Excelent analysis and perfect solution. That's what engineering is all about. This project, I would imagine could have mutiple applications, such as maintaining temperature in a birthing box or mainitain growth cultures, and so. Good workmanship!
The space photos are nice but as an Engineering Tech I am impressed by the workmanship on the little control box. Very well done. Although the red lion controllers are a little expensive. Automation Direct has controllers that work very well at about half the price of a Red Lion version.
Absolutely correct, Rob. Most of the objects are very faint and not visible with the naked eye. In this case, there are many ways to find the objects. An older technique is to use setting circles, on the mount. This provides two corrdinates, Right ascension and declination). The night sky is well mapped, so the object will have their coordinates listed. However, most modern mounts are computerized and will slew to the object automatically, once properly initially aligned.
Before I had my GOTO mount, I used to spend hours locating difficult targets, exposing, framing and re-exposing - trying to get the target framed. These days, I can look-up the target, obtain the framing angle and coordinates. I adjust the scope and punch the target into the mount's computer and 99% of the time, it's framed and ready to go.
There's a lot more involved with long exposure imaging (accurate polar alignment, active guiding, cooling the imaging sensor, etc). But just having a GOTO mount will take a lot of the work out of imaging.

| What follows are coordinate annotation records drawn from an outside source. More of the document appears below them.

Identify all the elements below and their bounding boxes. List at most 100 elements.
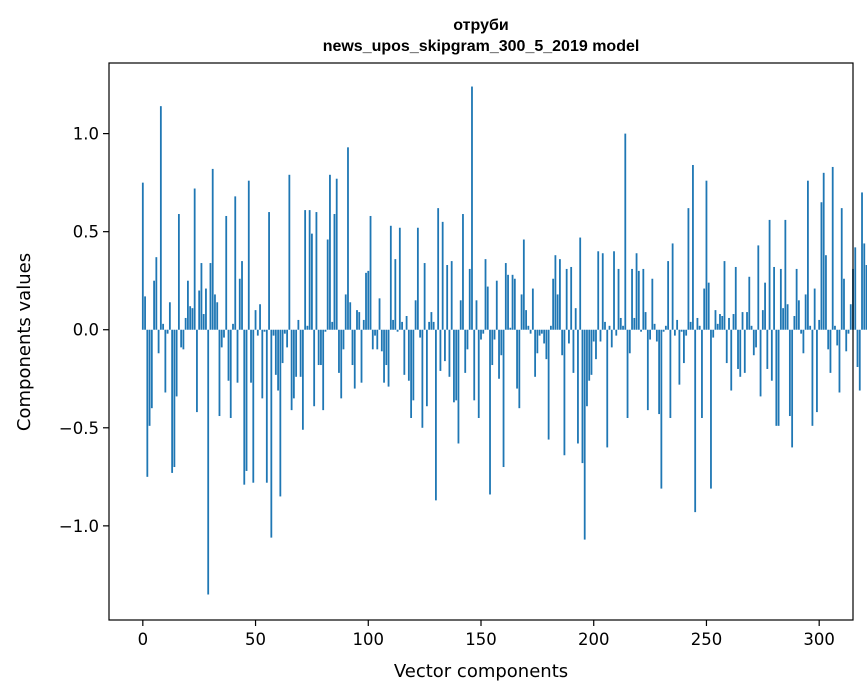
bar-component-275 <box>761 310 764 330</box>
bar-component-139 <box>455 329 458 401</box>
x-axis: 0 50 100 150 200 250 300 <box>138 620 835 649</box>
bar-component-142 <box>462 214 464 330</box>
bar-component-262 <box>732 314 735 330</box>
bar-component-281 <box>775 329 778 426</box>
bar-component-163 <box>509 327 512 330</box>
bar-component-168 <box>520 294 523 330</box>
bar-component-123 <box>419 329 422 338</box>
bar-component-172 <box>529 329 532 334</box>
bar-component-97 <box>360 329 363 383</box>
bar-component-301 <box>820 202 823 330</box>
bar-component-135 <box>446 265 449 330</box>
bar-component-121 <box>414 300 417 330</box>
bar-component-68 <box>295 329 298 377</box>
bar-component-101 <box>369 215 372 330</box>
bar-component-266 <box>741 312 744 330</box>
bar-component-302 <box>822 172 825 330</box>
bar-component-51 <box>256 329 259 336</box>
bar-component-61 <box>279 329 282 497</box>
bar-component-171 <box>527 325 530 330</box>
bar-component-237 <box>676 319 679 330</box>
bar-component-88 <box>340 329 343 399</box>
bar-component-186 <box>561 329 564 356</box>
bar-component-58 <box>272 329 275 336</box>
bar-component-92 <box>349 302 352 330</box>
bar-component-317 <box>856 329 859 367</box>
bar-component-156 <box>493 329 496 340</box>
bar-component-40 <box>232 323 234 330</box>
bar-component-220 <box>637 270 640 330</box>
bar-component-184 <box>556 294 559 330</box>
bar-component-30 <box>209 263 212 330</box>
y-tick-label: −1.0 <box>59 517 99 536</box>
bar-component-37 <box>225 215 228 330</box>
bar-component-311 <box>843 278 845 330</box>
bar-component-131 <box>437 208 440 330</box>
bar-component-254 <box>714 310 717 330</box>
bar-component-219 <box>635 253 638 330</box>
bar-component-225 <box>649 329 651 340</box>
bar-component-119 <box>410 329 413 418</box>
bar-component-44 <box>241 261 243 330</box>
bar-component-106 <box>380 329 383 352</box>
bar-component-38 <box>227 329 230 381</box>
bar-component-73 <box>306 325 309 330</box>
bar-component-290 <box>795 268 798 330</box>
bar-component-83 <box>329 174 331 330</box>
bar-component-250 <box>705 180 708 330</box>
bar-component-80 <box>322 329 325 411</box>
bar-component-247 <box>698 325 701 330</box>
bar-component-170 <box>525 310 527 330</box>
bar-component-243 <box>689 321 692 330</box>
bar-component-230 <box>660 329 663 489</box>
bar-component-258 <box>723 261 726 330</box>
bar-component-160 <box>502 329 505 468</box>
bar-component-115 <box>401 321 403 330</box>
bar-component-196 <box>583 329 586 540</box>
bars-group <box>141 86 867 595</box>
bar-component-177 <box>540 329 543 334</box>
bar-component-178 <box>543 329 546 344</box>
bar-component-291 <box>797 300 800 330</box>
bar-component-297 <box>811 329 814 426</box>
bar-component-313 <box>847 329 850 334</box>
bar-component-23 <box>193 188 196 330</box>
bar-component-41 <box>234 196 237 330</box>
bar-component-116 <box>403 329 406 375</box>
bar-component-218 <box>633 317 636 330</box>
bar-component-239 <box>680 329 683 332</box>
bar-component-128 <box>430 312 433 330</box>
bar-component-2 <box>146 329 149 477</box>
plot-frame <box>108 62 854 621</box>
bar-component-87 <box>338 329 340 373</box>
bar-component-272 <box>755 329 757 348</box>
x-tick-label: 0 <box>138 630 149 649</box>
bar-component-52 <box>259 304 261 330</box>
bar-component-164 <box>511 274 514 330</box>
bar-component-65 <box>288 174 291 330</box>
bar-component-104 <box>376 329 379 350</box>
bar-component-143 <box>464 329 467 373</box>
bar-component-279 <box>770 329 773 381</box>
bar-component-19 <box>184 317 187 330</box>
bar-component-89 <box>342 329 345 350</box>
bar-component-245 <box>694 329 697 513</box>
bar-component-214 <box>624 133 627 330</box>
y-axis-label: Components values <box>14 253 35 431</box>
bar-component-159 <box>500 329 503 356</box>
bar-component-103 <box>374 329 376 336</box>
bar-component-118 <box>407 329 410 381</box>
bar-component-55 <box>265 329 268 483</box>
bar-component-197 <box>586 329 588 407</box>
bar-component-234 <box>669 329 672 418</box>
bar-component-210 <box>615 329 618 336</box>
x-tick-label: 100 <box>353 630 385 649</box>
bar-component-211 <box>617 268 620 330</box>
bar-component-316 <box>854 247 857 330</box>
bar-component-308 <box>836 329 839 346</box>
bar-component-181 <box>549 325 552 330</box>
x-tick-label: 50 <box>245 630 266 649</box>
bar-component-154 <box>489 329 491 495</box>
bar-component-10 <box>164 329 167 393</box>
bar-component-270 <box>750 325 753 330</box>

Eric, I would imagine that you're taking photos of objects that you can't see, even with a telescope. How do you identify where they are and what they are?
Hey thanks John. You can take deep sky images with many different telescopes. It's the equatorial mount that is probably most important. The scope I use is a Takahashi FSQ-106ED, which is used for imaging a lot, as it has a very large imaging circle (can use large imaging sensors) and top notch color correction. Thanks for the comment...
Those pictures really are amazing, and do you just use a normal telescope, or is it designed for deep-space photography? Either way, thats a really cool (er, warm) way to keep something the same temperature.
Your're absolutely right. Not pretty, But... it really works well. It's dark, so nobody sees it anyway. I've been using this system for about 2 years with really stunning success. It works better than I imagined it would.
Well, it kind of looks funky, but it obviously works. This is such a simple and straightforward idea that you wonder why it hasn't been done before. I suspect that it is the way that the original problem was put.